Orhan Pamuk est l’un des écrivains majeurs du siècle. La littérature lui doit énormément. Engagé dans la défense des droits de l’homme, il même refusé le titre « d’artiste d’Etat » en 1998, après avoir dénoncé la fatwa lancée contre Salman Rushdie en 1989 ou encore la reconnaissance du génocide arménien. Autant dire qu’il n’est guère apprécié de Recep Tayyip Erdogan, qui avait réussi à le faire mettre en examen en 2005 pour insulte délibérée à l’identité turque. Aujourd’hui encore, il est menacé, mais son prix Nobel attribué en 2006 lui a sans doute permis d’échapper au sort que connaissent d’autres écrivains comme Asli Erdogan, par exemple.

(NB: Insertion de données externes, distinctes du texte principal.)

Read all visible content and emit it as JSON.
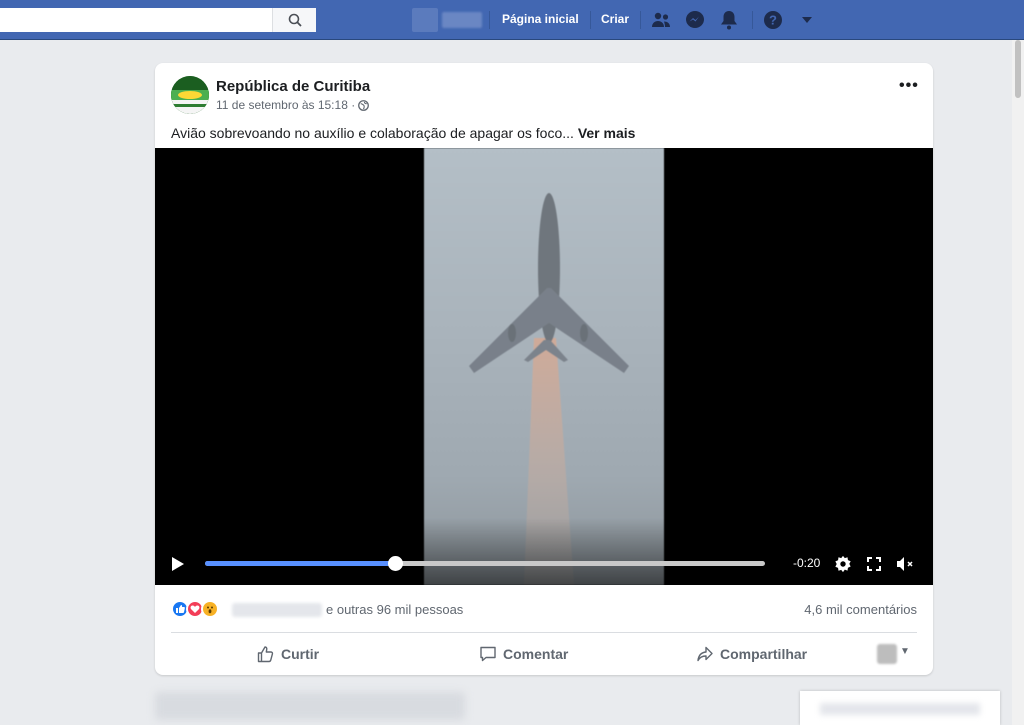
{
  "topbar": {
    "search_placeholder": "",
    "nav": {
      "home_label": "Página inicial",
      "create_label": "Criar"
    },
    "icons": [
      "friends-icon",
      "messenger-icon",
      "bell-icon",
      "help-icon",
      "caret-down-icon"
    ]
  },
  "post": {
    "page_name": "República de Curitiba",
    "date": "11 de setembro às 15:18 ·",
    "text": "Avião sobrevoando no auxílio e colaboração de apagar os foco...",
    "see_more": "Ver mais",
    "video": {
      "time_remaining": "-0:20",
      "progress": 0.34
    },
    "reactions": {
      "types": [
        "like",
        "love",
        "wow"
      ],
      "others_text": "e outras 96 mil pessoas",
      "comments_text": "4,6 mil comentários"
    },
    "actions": {
      "like": "Curtir",
      "comment": "Comentar",
      "share": "Compartilhar"
    }
  },
  "colors": {
    "brand": "#4267b2",
    "progress": "#5890ff",
    "like": "#1877f2",
    "love": "#f33e58",
    "wow": "#f7b125"
  }
}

Je n’ai pas encore lu son dernier livre, Les Nuits de la Peste (Gallimard), mais les entretiens qu’il accorde en ce moment pour la publication de la traduction française, donnent vraiment envie de dévorer ses 680 pages.

Dans L’Humanité d’aujourd’hui, il avoue : « Il n’y a pas de liberté de parole en Turquie. Lors de l’ouverture du procès qui a été attenté contre ce livre, mes avocats m’ont mis en garde, tout en m’assurant que ça allait passer. Je ne finirai pas en prison. Donc, dites aux lecteurs de l’Humanité de ne pas s’inquiéter pour moi. J’ai eu peur. Lorsque j’ai été convoqué dans le bureau du juge d’instruction, il m’a demandé si j’avais insulté Atatürk. J’ai demandé : « À quelle page ? » Il m’a répondu qu’il ne savait pas, mais énormément de lecteurs s’étaient plaints par lettres… »

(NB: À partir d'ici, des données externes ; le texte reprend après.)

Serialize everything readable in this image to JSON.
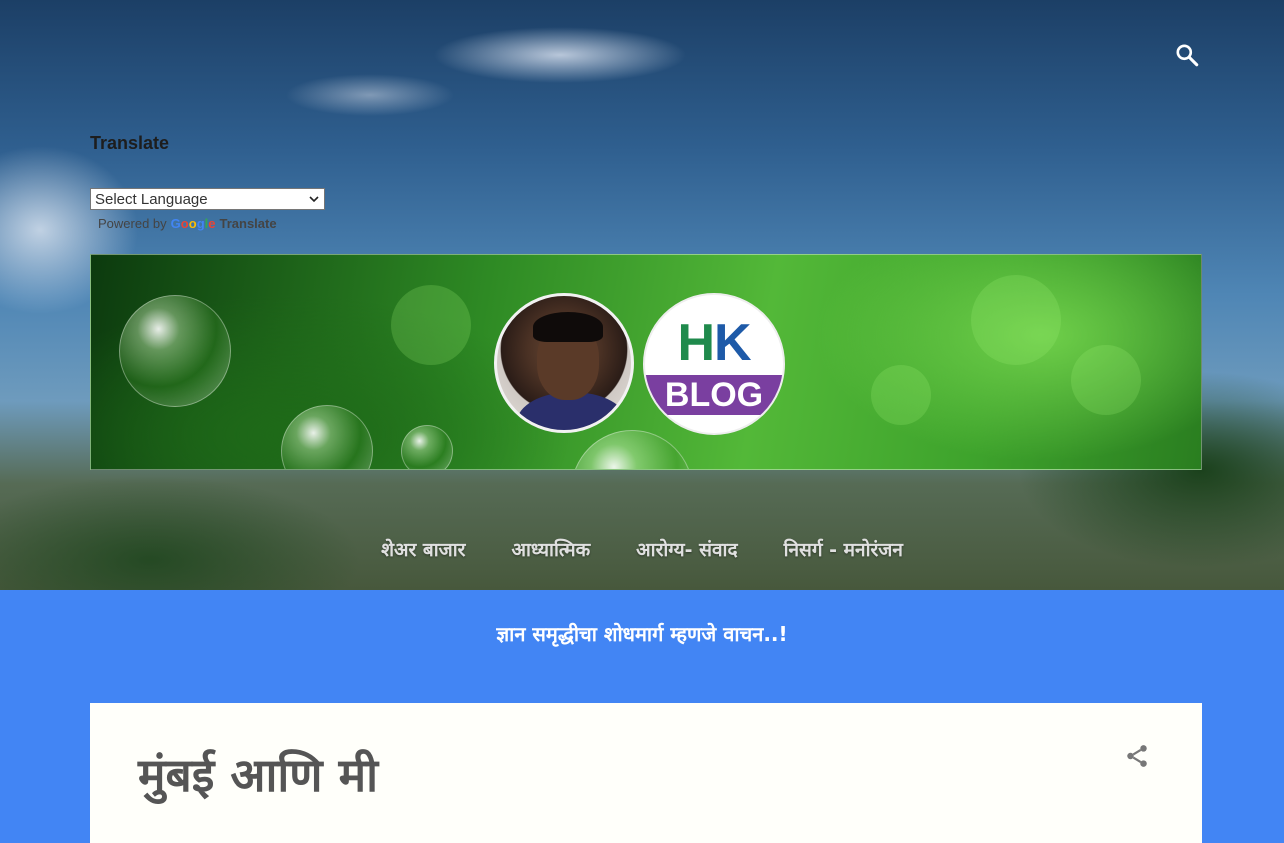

Puis, il a ajouté : « Dans notre démocratie, seules les élections comptent, mais pas la liberté de parole. Or, une démocratie sans liberté de parole n’est plus une démocratie. »

Le président turc ne va pas apprécier ces déclarations ; mais peu importe à Pamuk. Il continue et continuera à défendre la liberté d’expression. Quoi qu’il en coûte. Avec une bonne dose d’humour, une arme terrible contre les dictateurs.